More plaque imaging strategies

A number of other technologies were also described at the AHA sessions that are showing promise for detection and analysis of vulnerable plaque, including intravascular ultrasound, intracoronary thermography, and intravascular optical coherence tomography. These technologies, however, all require an invasive catheterization procedure, making them unsuitable for use as a general screening technique. Instead, such techniques would probably be used after a suspect region of plaque had been detected using a non-invasive molecular imaging modality.

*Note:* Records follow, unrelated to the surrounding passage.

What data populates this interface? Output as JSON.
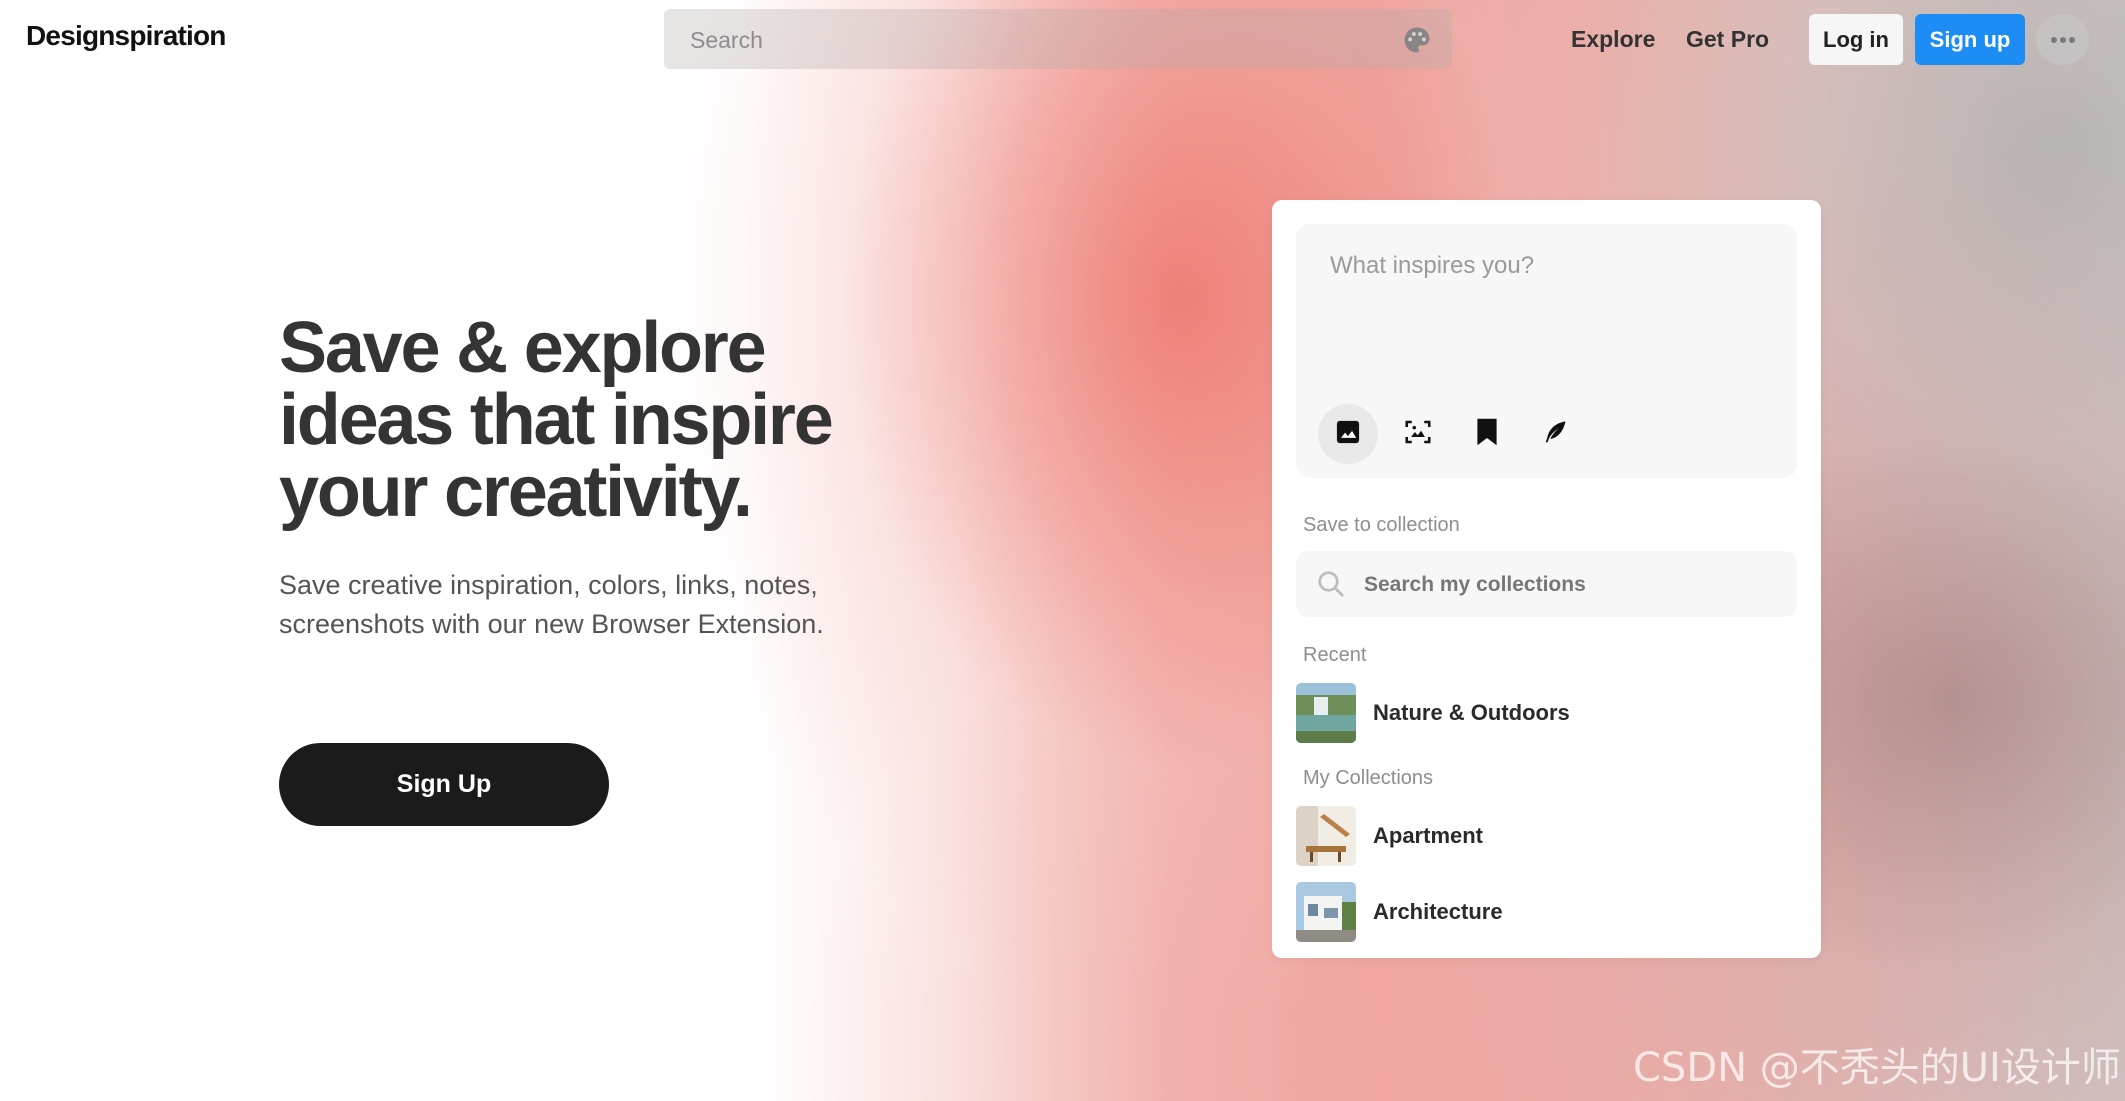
{
  "header": {
    "logo": "Designspiration",
    "search_placeholder": "Search",
    "nav": {
      "explore": "Explore",
      "get_pro": "Get Pro",
      "log_in": "Log in",
      "sign_up": "Sign up"
    }
  },
  "hero": {
    "title_lines": [
      "Save & explore",
      "ideas that inspire",
      "your creativity."
    ],
    "subtitle_lines": [
      "Save creative inspiration, colors, links, notes,",
      "screenshots with our new Browser Extension."
    ],
    "cta": "Sign Up"
  },
  "save_card": {
    "prompt_placeholder": "What inspires you?",
    "tools": [
      "image-icon",
      "screenshot-icon",
      "bookmark-icon",
      "quill-icon"
    ],
    "active_tool": "image-icon",
    "save_to_collection_label": "Save to collection",
    "collections_search_placeholder": "Search my collections",
    "recent_label": "Recent",
    "recent": [
      {
        "name": "Nature & Outdoors"
      }
    ],
    "my_collections_label": "My Collections",
    "collections": [
      {
        "name": "Apartment"
      },
      {
        "name": "Architecture"
      }
    ]
  },
  "watermark": "CSDN @不秃头的UI设计师",
  "colors": {
    "primary_blue": "#1e8cf5",
    "cta_dark": "#1b1b1b",
    "title_text": "#343434",
    "accent_coral": "#ec7870"
  }
}
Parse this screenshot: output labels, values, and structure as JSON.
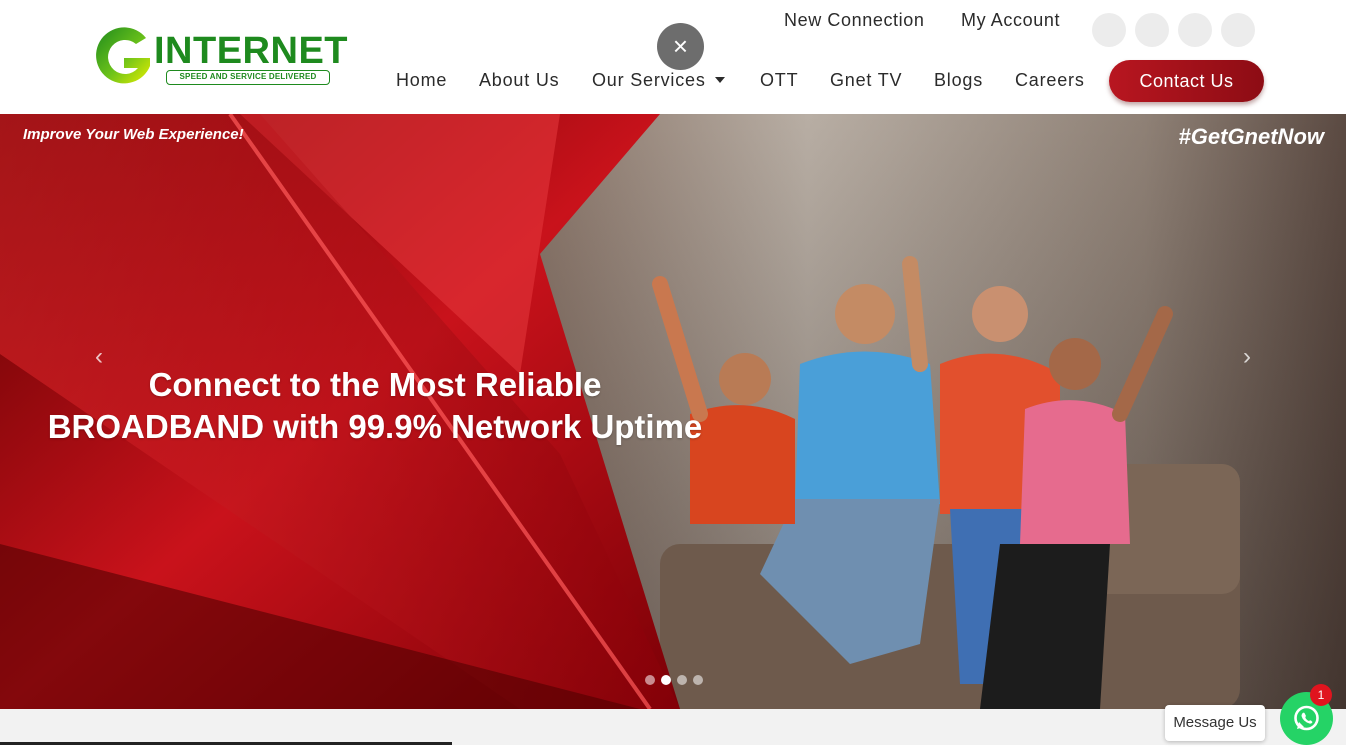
{
  "brand": {
    "wordmark": "INTERNET",
    "tagline": "SPEED AND SERVICE DELIVERED",
    "colors": {
      "green": "#1e8a1e",
      "lime": "#d8e600",
      "accent_red": "#b81620"
    }
  },
  "top_links": [
    "New Connection",
    "My Account"
  ],
  "social_icons": [
    "social-icon-1",
    "social-icon-2",
    "social-icon-3",
    "social-icon-4"
  ],
  "close_icon": "×",
  "nav": {
    "items": [
      "Home",
      "About Us",
      "Our Services",
      "OTT",
      "Gnet TV",
      "Blogs",
      "Careers"
    ],
    "contact_label": "Contact Us"
  },
  "hero": {
    "top_left": "Improve Your Web Experience!",
    "top_right": "#GetGnetNow",
    "title_line1": "Connect to the Most Reliable",
    "title_line2": "BROADBAND with 99.9% Network Uptime",
    "prev_icon": "‹",
    "next_icon": "›",
    "slides_total": 4,
    "active_slide": 2
  },
  "chat": {
    "label": "Message Us",
    "badge": "1"
  }
}
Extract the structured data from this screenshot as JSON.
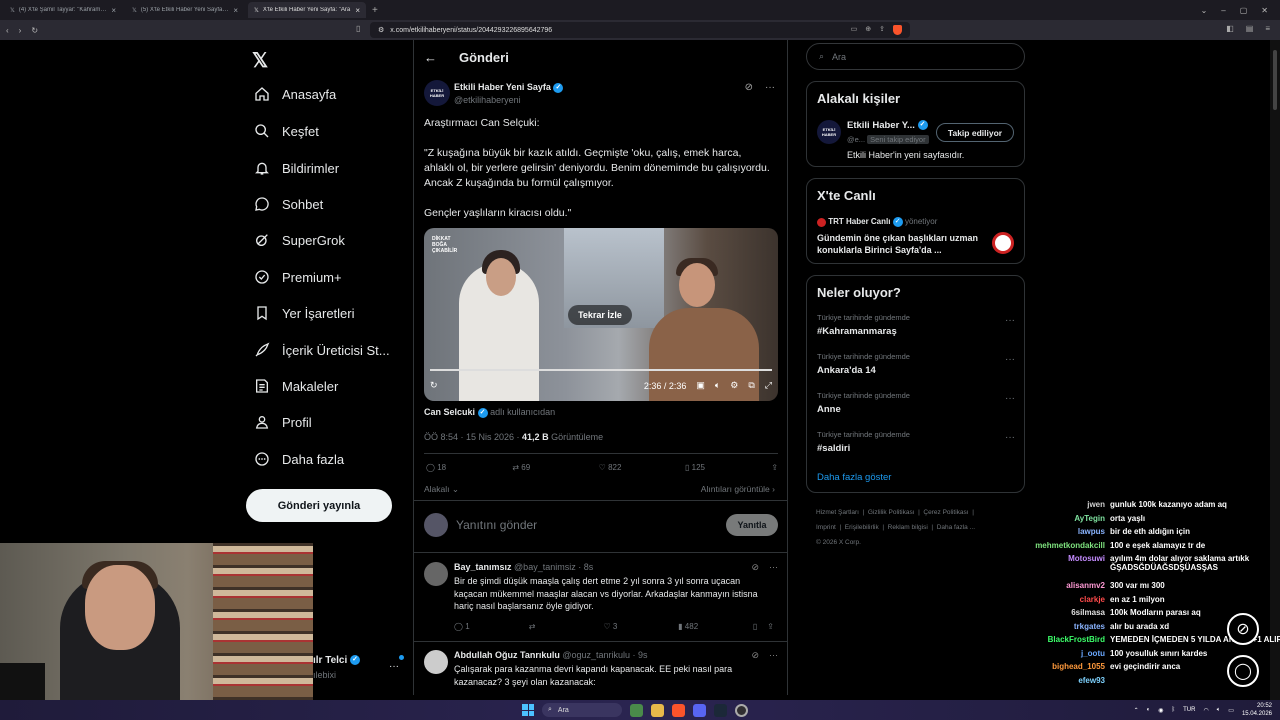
{
  "browser": {
    "tabs": [
      {
        "title": "(4) X'te Şamil Tayyar: \"Kahramanmaraş"
      },
      {
        "title": "(5) X'te Etkili Haber Yeni Sayfa: \"Neve"
      },
      {
        "title": "X'te Etkili Haber Yeni Sayfa: \"Ara",
        "active": true
      }
    ],
    "url": "x.com/etkilihaberyeni/status/2044293226895642796"
  },
  "nav": {
    "items": [
      {
        "label": "Anasayfa",
        "icon": "home-icon"
      },
      {
        "label": "Keşfet",
        "icon": "search-icon"
      },
      {
        "label": "Bildirimler",
        "icon": "bell-icon"
      },
      {
        "label": "Sohbet",
        "icon": "chat-icon"
      },
      {
        "label": "SuperGrok",
        "icon": "grok-icon"
      },
      {
        "label": "Premium+",
        "icon": "premium-icon"
      },
      {
        "label": "Yer İşaretleri",
        "icon": "bookmark-icon"
      },
      {
        "label": "İçerik Üreticisi St...",
        "icon": "rocket-icon"
      },
      {
        "label": "Makaleler",
        "icon": "article-icon"
      },
      {
        "label": "Profil",
        "icon": "profile-icon"
      },
      {
        "label": "Daha fazla",
        "icon": "more-icon"
      }
    ],
    "post_button": "Gönderi yayınla",
    "account": {
      "name": "ılr Telci",
      "handle": "ılebixi"
    }
  },
  "post": {
    "header_title": "Gönderi",
    "author_name": "Etkili Haber Yeni Sayfa",
    "author_handle": "@etkilihaberyeni",
    "avatar_text": "ETKİLİ HABER",
    "text": "Araştırmacı Can Selçuki:\n\n\"Z kuşağına büyük bir kazık atıldı. Geçmişte 'oku, çalış, emek harca, ahlaklı ol, bir yerlere gelirsin' deniyordu. Benim dönemimde bu çalışıyordu. Ancak Z kuşağında bu formül çalışmıyor.\n\nGençler yaşlıların kiracısı oldu.\"",
    "video": {
      "replay_label": "Tekrar İzle",
      "time": "2:36 / 2:36",
      "overlay_text": "DİKKAT BOĞA ÇIKABİLİR",
      "progress": 1.0
    },
    "source_name": "Can Selcuki",
    "source_suffix": "adlı kullanıcıdan",
    "meta_time": "ÖÖ 8:54 · 15 Nis 2026 · ",
    "meta_views": "41,2 B",
    "meta_views_label": " Görüntüleme",
    "stats": {
      "replies": "18",
      "reposts": "69",
      "likes": "822",
      "bookmarks": "125"
    },
    "related_label": "Alakalı",
    "quotes_label": "Alıntıları görüntüle",
    "reply_placeholder": "Yanıtını gönder",
    "reply_button": "Yanıtla"
  },
  "replies": [
    {
      "name": "Bay_tanımsız",
      "meta": "@bay_tanimsiz · 8s",
      "text": "Bir de şimdi düşük maaşla çalış dert etme 2 yıl sonra 3 yıl sonra uçacan kaçacan mükemmel  maaşlar alacan vs diyorlar. Arkadaşlar kanmayın istisna hariç nasıl başlarsanız öyle gidiyor.",
      "replies": "1",
      "reposts": "",
      "likes": "3",
      "views": "482"
    },
    {
      "name": "Abdullah Oğuz Tanrıkulu",
      "meta": "@oguz_tanrikulu · 9s",
      "text": "Çalışarak para kazanma devri kapandı kapanacak. EE peki nasıl para kazanacaz? 3 şeyi olan kazanacak:"
    }
  ],
  "sidebar": {
    "search_placeholder": "Ara",
    "related": {
      "title": "Alakalı kişiler",
      "name": "Etkili Haber Y...",
      "handle": "@e...",
      "follows_you": "Seni takip ediyor",
      "follow_button": "Takip ediliyor",
      "bio": "Etkili Haber'in yeni sayfasıdır."
    },
    "live": {
      "title": "X'te Canlı",
      "host": "TRT Haber Canlı",
      "host_role": "yönetiyor",
      "desc": "Gündemin öne çıkan başlıkları uzman konuklarla Birinci Sayfa'da ..."
    },
    "trends": {
      "title": "Neler oluyor?",
      "items": [
        {
          "context": "Türkiye tarihinde gündemde",
          "topic": "#Kahramanmaraş"
        },
        {
          "context": "Türkiye tarihinde gündemde",
          "topic": "Ankara'da 14"
        },
        {
          "context": "Türkiye tarihinde gündemde",
          "topic": "Anne"
        },
        {
          "context": "Türkiye tarihinde gündemde",
          "topic": "#saldiri"
        }
      ],
      "more": "Daha fazla göster"
    },
    "footer": [
      "Hizmet Şartları",
      "Gizlilik Politikası",
      "Çerez Politikası",
      "Imprint",
      "Erişilebilirlik",
      "Reklam bilgisi",
      "Daha fazla ...",
      "© 2026 X Corp."
    ]
  },
  "chat": [
    {
      "user": "jwen",
      "color": "#cfcfcf",
      "msg": "gunluk 100k kazanıyo adam aq"
    },
    {
      "user": "AyTegin",
      "color": "#7fe3a0",
      "msg": "orta yaşlı"
    },
    {
      "user": "lawpus",
      "color": "#8ab4ff",
      "msg": "bir de eth aldığın için"
    },
    {
      "user": "mehmetkondakcill",
      "color": "#7fe37f",
      "msg": "100 e eşek alamayız tr de"
    },
    {
      "user": "Motosuwi",
      "color": "#c58cff",
      "msg": "ayılım 4m dolar alıyor saklama artıkk ĞŞADSĞDÜAĞSDŞÜASŞAS"
    },
    {
      "user": "alisanmv2",
      "color": "#ff9ad5",
      "msg": "300 var mı 300"
    },
    {
      "user": "clarkje",
      "color": "#ff4b4b",
      "msg": "en az 1 milyon"
    },
    {
      "user": "6silmasa",
      "color": "#e0e0e0",
      "msg": "100k Modların parası aq"
    },
    {
      "user": "trkgates",
      "color": "#8ab4ff",
      "msg": "alır bu arada xd"
    },
    {
      "user": "BlackFrostBird",
      "color": "#3cff6a",
      "msg": "YEMEDEN İÇMEDEN 5 YILDA ANCA 3+1 ALIR"
    },
    {
      "user": "j_ootu",
      "color": "#6aa8ff",
      "msg": "100 yosulluk sınırı kardes"
    },
    {
      "user": "bighead_1055",
      "color": "#ff9a3c",
      "msg": "evi geçindirir anca"
    },
    {
      "user": "efew93",
      "color": "#7fd3ff",
      "msg": ""
    }
  ],
  "taskbar": {
    "search": "Ara",
    "lang": "TUR",
    "time": "20:52",
    "date": "15.04.2026"
  }
}
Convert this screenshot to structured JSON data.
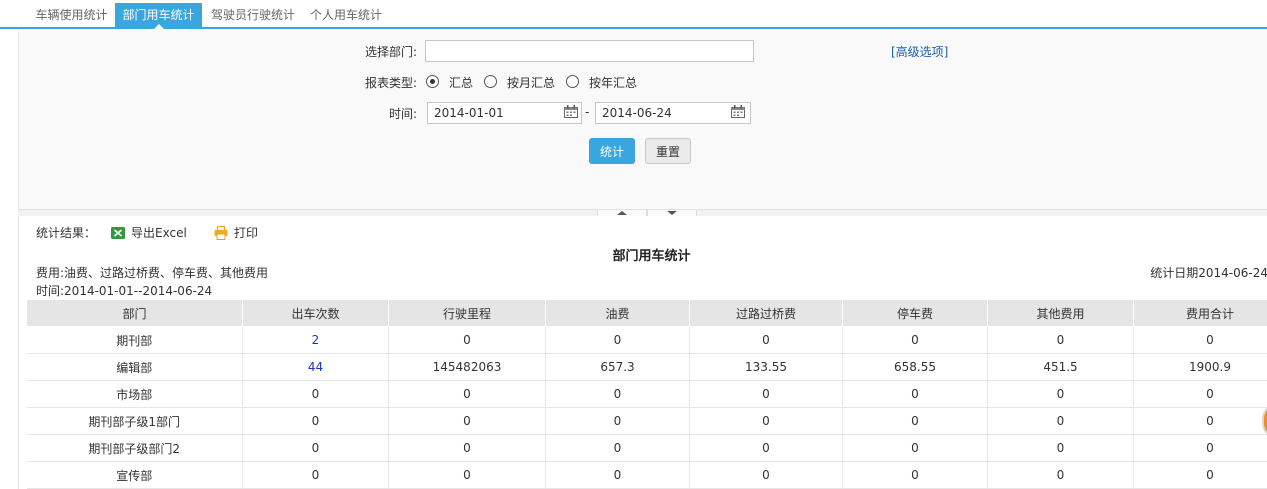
{
  "tabs": [
    {
      "label": "车辆使用统计",
      "active": false
    },
    {
      "label": "部门用车统计",
      "active": true
    },
    {
      "label": "驾驶员行驶统计",
      "active": false
    },
    {
      "label": "个人用车统计",
      "active": false
    }
  ],
  "search": {
    "dept_label": "选择部门:",
    "dept_value": "",
    "advanced_link": "[高级选项]",
    "report_type_label": "报表类型:",
    "report_types": [
      {
        "label": "汇总",
        "checked": true
      },
      {
        "label": "按月汇总",
        "checked": false
      },
      {
        "label": "按年汇总",
        "checked": false
      }
    ],
    "time_label": "时间:",
    "date_from": "2014-01-01",
    "date_sep": "-",
    "date_to": "2014-06-24",
    "submit_label": "统计",
    "reset_label": "重置"
  },
  "result": {
    "label": "统计结果：",
    "export_label": "导出Excel",
    "print_label": "打印",
    "report_title": "部门用车统计",
    "costs_note": "费用:油费、过路过桥费、停车费、其他费用",
    "stat_date": "统计日期2014-06-24",
    "time_range": "时间:2014-01-01--2014-06-24",
    "columns": [
      "部门",
      "出车次数",
      "行驶里程",
      "油费",
      "过路过桥费",
      "停车费",
      "其他费用",
      "费用合计"
    ],
    "rows": [
      [
        "期刊部",
        "2",
        "0",
        "0",
        "0",
        "0",
        "0",
        "0"
      ],
      [
        "编辑部",
        "44",
        "145482063",
        "657.3",
        "133.55",
        "658.55",
        "451.5",
        "1900.9"
      ],
      [
        "市场部",
        "0",
        "0",
        "0",
        "0",
        "0",
        "0",
        "0"
      ],
      [
        "期刊部子级1部门",
        "0",
        "0",
        "0",
        "0",
        "0",
        "0",
        "0"
      ],
      [
        "期刊部子级部门2",
        "0",
        "0",
        "0",
        "0",
        "0",
        "0",
        "0"
      ],
      [
        "宣传部",
        "0",
        "0",
        "0",
        "0",
        "0",
        "0",
        "0"
      ]
    ]
  },
  "colors": {
    "accent": "#3aa6e0",
    "link": "#1a35c0",
    "header_bg": "#e5e5e5",
    "panel_bg": "#f9f9f9"
  },
  "icons": {
    "excel": "excel-icon",
    "print": "printer-icon",
    "calendar": "calendar-icon"
  }
}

Ultimately, a three-stage triage process is likely to emerge that will consist of initial screening using a panel of risk markers analyzed via in vitro diagnostic tests, such as a lipid profile, markers of vascular inflammation, and perhaps genetic tests for specific disorders predictive for coronary artery disease, coupled with physiological tests such as blood pressure measurement. Individuals identified at elevated risk in the initial screen would then be evaluated using noninvasive molecular imaging to determine if suspect plaques are present, and their location in the coronary arteries.

If a positive result is obtained via imaging, the next step would be catheterization and inspection of the suspect plaques with a transcatheter modality to confirm the nature of the plaque and decide upon the most appropriate therapy.